Аннели каменеет — но всего на миг.

— У тебя коммуникатор светится. Сообщение.

И, будто забыв, что она только что видела, карабкается дальше. Я беру комм в руки, притрагиваюсь к экрану. Действительно — сообщение. Отправитель: Эллен Шрейер. «Хочу еще».

Глава XVII. ЗВОНКИ

Звонок.

Слово простое, но в интернате обычные слова часто имеют необычный смысл: комната для собеседований, лазарет, испытание.

Через звонок должен пройти каждый, и все мы знаем заранее, что от нас потребуется; те, кто уже преодолел это испытание, расправляют хвосты и глядят на остальных в своей десятке свысока, покровительственно делятся с ними секретом: как это было, что они чувствовали. Дело чести, конечно, — сразу поклясться, что не чувствовал ничего.

В каждой десятке бывают такие, которым делают звонок, пока они еще совсем мелкие, — этим на испытании приходится труднее всех, зато они и крутыми становятся раньше, и дальше им уже не так страшно. А те, кого проверяют в последние, старшие годы в интернате, обычно уже созрели: звонок дается им куда легче, да и ждать его они уже устали. С каждым следующим годом мысль о звонке становится все назойливей, все навязчивей — хочется, чтобы это просто случилось уже наконец. Сказать все — и поверить в себя, сбросить камень с души.

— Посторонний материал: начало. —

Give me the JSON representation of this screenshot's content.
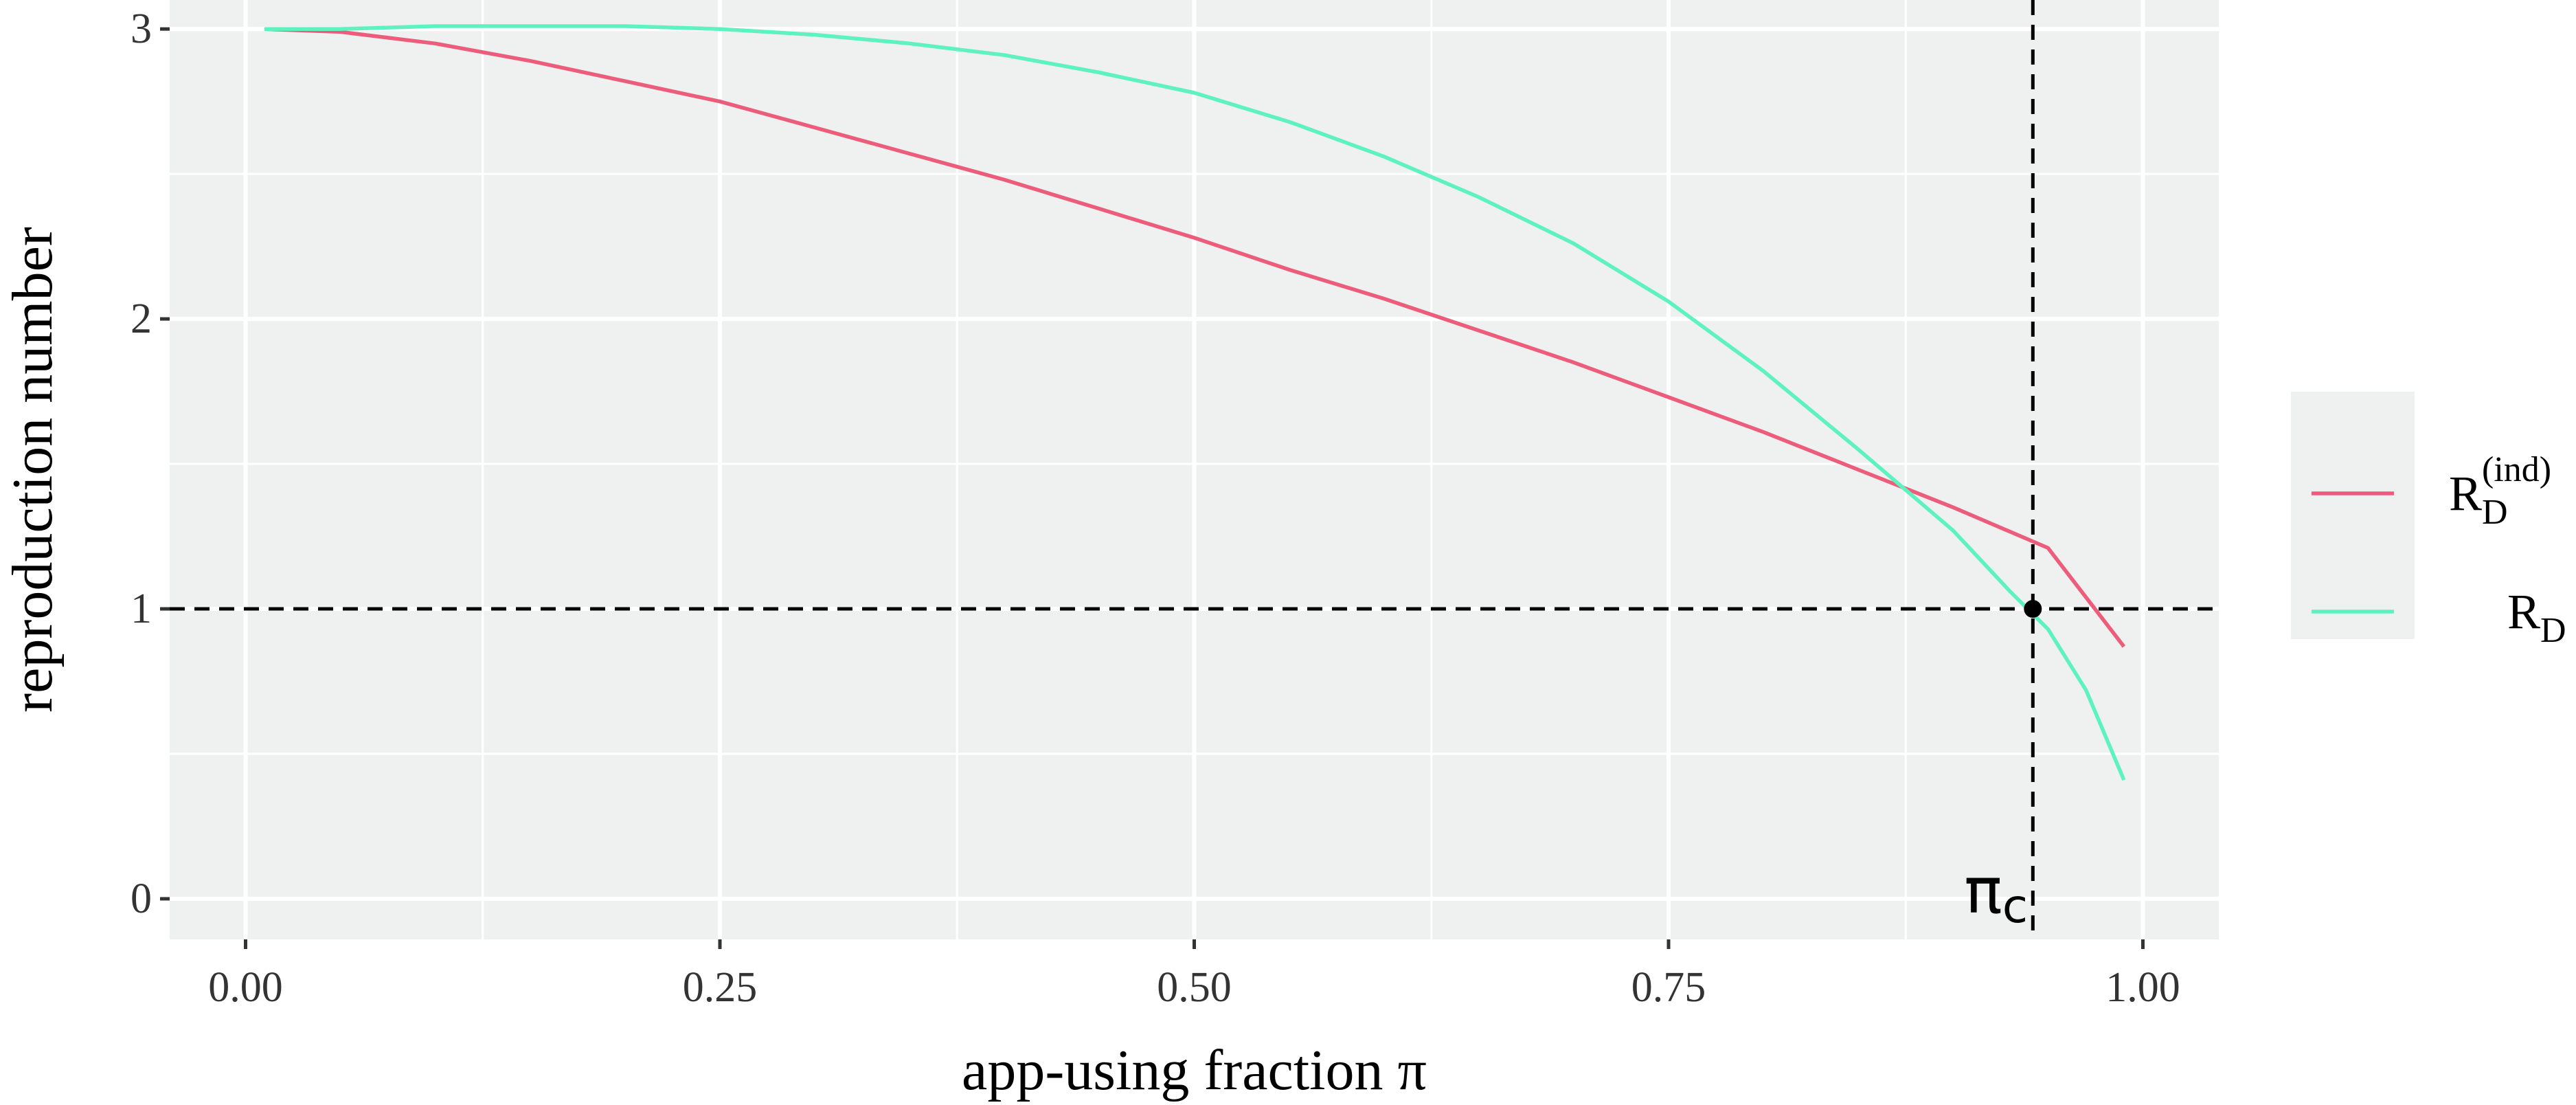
{
  "chart_data": {
    "type": "line",
    "xlabel": "app-using fraction π",
    "ylabel": "reproduction number",
    "xlim": [
      -0.04,
      1.04
    ],
    "ylim": [
      -0.14,
      3.1
    ],
    "x_ticks": [
      {
        "value": 0.0,
        "label": "0.00"
      },
      {
        "value": 0.25,
        "label": "0.25"
      },
      {
        "value": 0.5,
        "label": "0.50"
      },
      {
        "value": 0.75,
        "label": "0.75"
      },
      {
        "value": 1.0,
        "label": "1.00"
      }
    ],
    "y_ticks": [
      {
        "value": 0,
        "label": "0"
      },
      {
        "value": 1,
        "label": "1"
      },
      {
        "value": 2,
        "label": "2"
      },
      {
        "value": 3,
        "label": "3"
      }
    ],
    "grid": true,
    "panel_background": "#eff0f0",
    "legend_position": "right",
    "series": [
      {
        "name_base": "R",
        "name_sub": "D",
        "name_sup": "(ind)",
        "color": "#ec5d7b",
        "x": [
          0.01,
          0.05,
          0.1,
          0.15,
          0.2,
          0.25,
          0.3,
          0.35,
          0.4,
          0.45,
          0.5,
          0.55,
          0.6,
          0.65,
          0.7,
          0.75,
          0.8,
          0.85,
          0.9,
          0.95,
          0.99
        ],
        "y": [
          3.0,
          2.99,
          2.95,
          2.89,
          2.82,
          2.75,
          2.66,
          2.57,
          2.48,
          2.38,
          2.28,
          2.17,
          2.07,
          1.96,
          1.85,
          1.73,
          1.61,
          1.48,
          1.35,
          1.21,
          0.87
        ]
      },
      {
        "name_base": "R",
        "name_sub": "D",
        "name_sup": "",
        "color": "#5df2bf",
        "x": [
          0.01,
          0.05,
          0.1,
          0.15,
          0.2,
          0.25,
          0.3,
          0.35,
          0.4,
          0.45,
          0.5,
          0.55,
          0.6,
          0.65,
          0.7,
          0.75,
          0.8,
          0.85,
          0.9,
          0.93,
          0.95,
          0.97,
          0.99
        ],
        "y": [
          3.0,
          3.0,
          3.01,
          3.01,
          3.01,
          3.0,
          2.98,
          2.95,
          2.91,
          2.85,
          2.78,
          2.68,
          2.56,
          2.42,
          2.26,
          2.06,
          1.82,
          1.55,
          1.27,
          1.06,
          0.93,
          0.72,
          0.41
        ]
      }
    ],
    "reference_lines": {
      "horizontal_y": 1,
      "vertical_x": 0.942,
      "style": "dashed",
      "color": "#000000"
    },
    "annotations": [
      {
        "text_base": "π",
        "text_sub": "c",
        "x": 0.942,
        "position": "bottom-left of vertical line"
      }
    ],
    "intersection_point": {
      "x": 0.942,
      "y": 1
    }
  }
}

Звонок случается с каждым всего единожды, и другого шанса пройти это испытание не предоставляется. Те, кто завалил звонок, пропадают из интерната навсегда; что с ними делается, обсуждать запрещено. Таких, правда, немного.

В нашей десятке все началось со Сто Пятьдесят Пятого. Нам тогда было по семь, и о звонке мы слышали только жутковатые преднощные байки или отчаянный мальчишеский блеф. И вот в один день нас десятерых сняли с занятий по истории и вызвали к старшему вожатому.

— Тебе звонок, — сообщили в коридоре Сто Пятьдесят Пятому. — Ты знаешь, что делать?

Тот изобразил уверенную улыбку; впрочем, может, он и просто улыбался. Сто Пятьдесят Пятый всегда врал столько, что за ложь все принимали редкую правду, которую он говорил случайно или по недоразумению. Я никогда не сомневался, что он со звонком справится запросто.

Гуськом нас провели по пустым белым коридорам, поднялись на трехкнопочном безысходном лифте, столпились в стерильной приемной старшего — экран в стене, в полу стоки, больше ничего примечательного.

Нас выстроили в ряд лицом к этому экрану — черному, пустому — и заперли дверь. Старший так и не вышел к нам, хотя мы все уже тогда знали: он все видит. Надо просто помнить об этом всегда, и тогда все получится.

Сто Пятьдесят Пятый держался молодцом. Скалился, подначивал Тридцать Восьмого, сплетничал с Двести Двадцатым. Потом пошли гудки.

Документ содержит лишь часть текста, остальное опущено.